Ribe is a small town situated in the southwest of the Jutland peninsula (Danish: Jylland), pertaining to the enlarged Esbjerg Municipality of the Region of South Denmark (Danish: Syddanmark). According to a recent study undergone by three archaeologists at the University of Aarhus in Denmark and the University of York in England, voyages between Ribe and southern Norway unfolded roughly 70 years before the Viking Age is officially documented to have commenced. Thus, this new research provides key information regarding why, how, and when exactly the Viking Age period started.

View of a street in Ribe, Denmark. Image source: www.commons.wikipedia.org

View of a street in Ribe, Denmark. Image source: Wikimedia Commons

While the Anglo-Saxon chronicle and several other documents dating back to the early Middle Ages posit the beginning of the Viking Age in 793 AD (when a convoy of Norwegian Vikings raided the Catholic abbey of Lindisfarne, at the time part of the Anglian kingdom of Northumbria) it has been previously suggested that the voyages of the Norsemen started earlier on and had a peaceful side to them.

Contrary to a popular belief, it was not conquest and raiding that actually triggered the start of the Viking era but rather trade.
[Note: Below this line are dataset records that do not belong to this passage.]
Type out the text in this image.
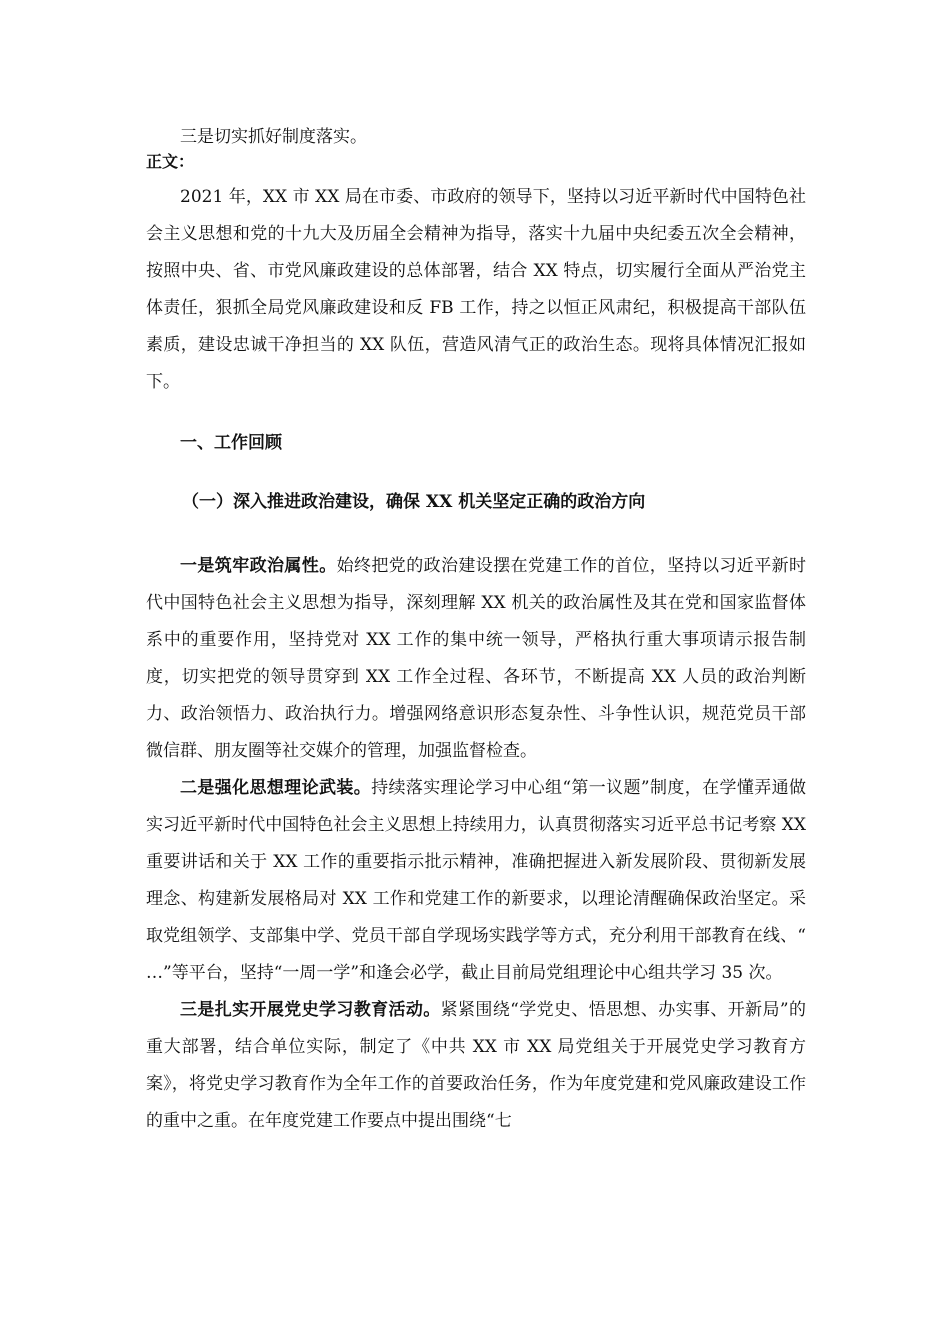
三是切实抓好制度落实。

正文：

2021 年，XX 市 XX 局在市委、市政府的领导下，坚持以习近平新时代中国特色社会主义思想和党的十九大及历届全会精神为指导，落实十九届中央纪委五次全会精神，按照中央、省、市党风廉政建设的总体部署，结合 XX 特点，切实履行全面从严治党主体责任，狠抓全局党风廉政建设和反 FB 工作，持之以恒正风肃纪，积极提高干部队伍素质，建设忠诚干净担当的 XX 队伍，营造风清气正的政治生态。现将具体情况汇报如下。

一、工作回顾

（一）深入推进政治建设，确保 XX 机关坚定正确的政治方向

一是筑牢政治属性。始终把党的政治建设摆在党建工作的首位，坚持以习近平新时代中国特色社会主义思想为指导，深刻理解 XX 机关的政治属性及其在党和国家监督体系中的重要作用，坚持党对 XX 工作的集中统一领导，严格执行重大事项请示报告制度，切实把党的领导贯穿到 XX 工作全过程、各环节，不断提高 XX 人员的政治判断力、政治领悟力、政治执行力。增强网络意识形态复杂性、斗争性认识，规范党员干部微信群、朋友圈等社交媒介的管理，加强监督检查。

二是强化思想理论武装。持续落实理论学习中心组“第一议题”制度，在学懂弄通做实习近平新时代中国特色社会主义思想上持续用力，认真贯彻落实习近平总书记考察 XX 重要讲话和关于 XX 工作的重要指示批示精神，准确把握进入新发展阶段、贯彻新发展理念、构建新发展格局对 XX 工作和党建工作的新要求，以理论清醒确保政治坚定。采取党组领学、支部集中学、党员干部自学现场实践学等方式，充分利用干部教育在线、“ …”等平台，坚持“一周一学”和逢会必学，截止目前局党组理论中心组共学习 35 次。

三是扎实开展党史学习教育活动。紧紧围绕“学党史、悟思想、办实事、开新局”的重大部署，结合单位实际，制定了《中共 XX 市 XX 局党组关于开展党史学习教育方案》，将党史学习教育作为全年工作的首要政治任务，作为年度党建和党风廉政建设工作的重中之重。在年度党建工作要点中提出围绕“七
So it was that Ribe was established as a trading post in the first decade of the 8th century, being as such the oldest urban settlement in Scandinavia and officially attested as town in a mid 9th century charter (although by the 780s it had most likely achieved this status of urban development).

Detailed map depicting the settlements of the Norsemen in Europe and overseas during the Viking Age. Image source: Wikimedia Commons

Alongside Kaupang (in Norway), Birka (in Sweden) and Hedeby (also located in Jutland, now in Schleswig-Holstein, northern Germany), the town of Ribe constituted a major trading post in early medieval Scandinavia.

According to the study of Professor Søren Sindbæk at Aarhus University in Denmark, Norwegian Vikings sailed southward to Ribe as early as 725. The team of researchers unearthed the remains of some deer antlers on the site of Ribe’s old marketplace. They also came to the conclusion that the reindeer remains stemmed from Norway.

Ribe Lutheran cathedral. Image source: www.pixabay.com

‘This is the first time we have proof that seafaring culture, which was the basis for the Viking era, has a history in Ribe. It’s fascinating,’ said Professor Søren Sindbæk for Science Nordic. ‘We can now show that the famous Scandinavian sea voyages, which eventually led to the discovery of Iceland and Greenland, have a history of some commercial travel, not just raids. Previously we were inclined to say that yes, once you can sail across open water, you can also sail to the commercial towns — now we can turn the equation around and say that trading towns may have been an important part of the drive behind developing new technologies,’ Sindbæk added.

The once missing link between the Norsemen and the urbanization in early medieval Scandinavia seemed to have also been discovered, at least in regards to the development of Ribe. The town was a major commercial centre in early medieval Denmark, handling goods from most of Scandinavia back then. The settlement is located not far from the North Sea either and so goods from the west had inevitably been exchanged there during the early Middle Ages.

While Ribe has been generally regarded as the trading centre of southern Jutland during the Viking Age, Professor Sindbæk does not incline favourably to this theory. Regarding the matter, he mentioned the following:

‘There are some, including me, who have suggested that contrary to this view, distant contacts travelled from far away to meet in Ribe. However, we have not previously seen evidence of these links to the rest of Scandinavia, which is strong evidence against this interpretation. If you cannot see the evidence for such links then it is hard to explain what Viking raids from Norway have to do with the rise of towns in Denmark. This study gives us the missing link.’

In conclusion, this study aims to highlight the fact that the raids of the Viking warriors on open water and the development of urban settlements in Scandinavia are in fact connected. Thanks to the archaeological findings from Ribe this has been at last successfully proven.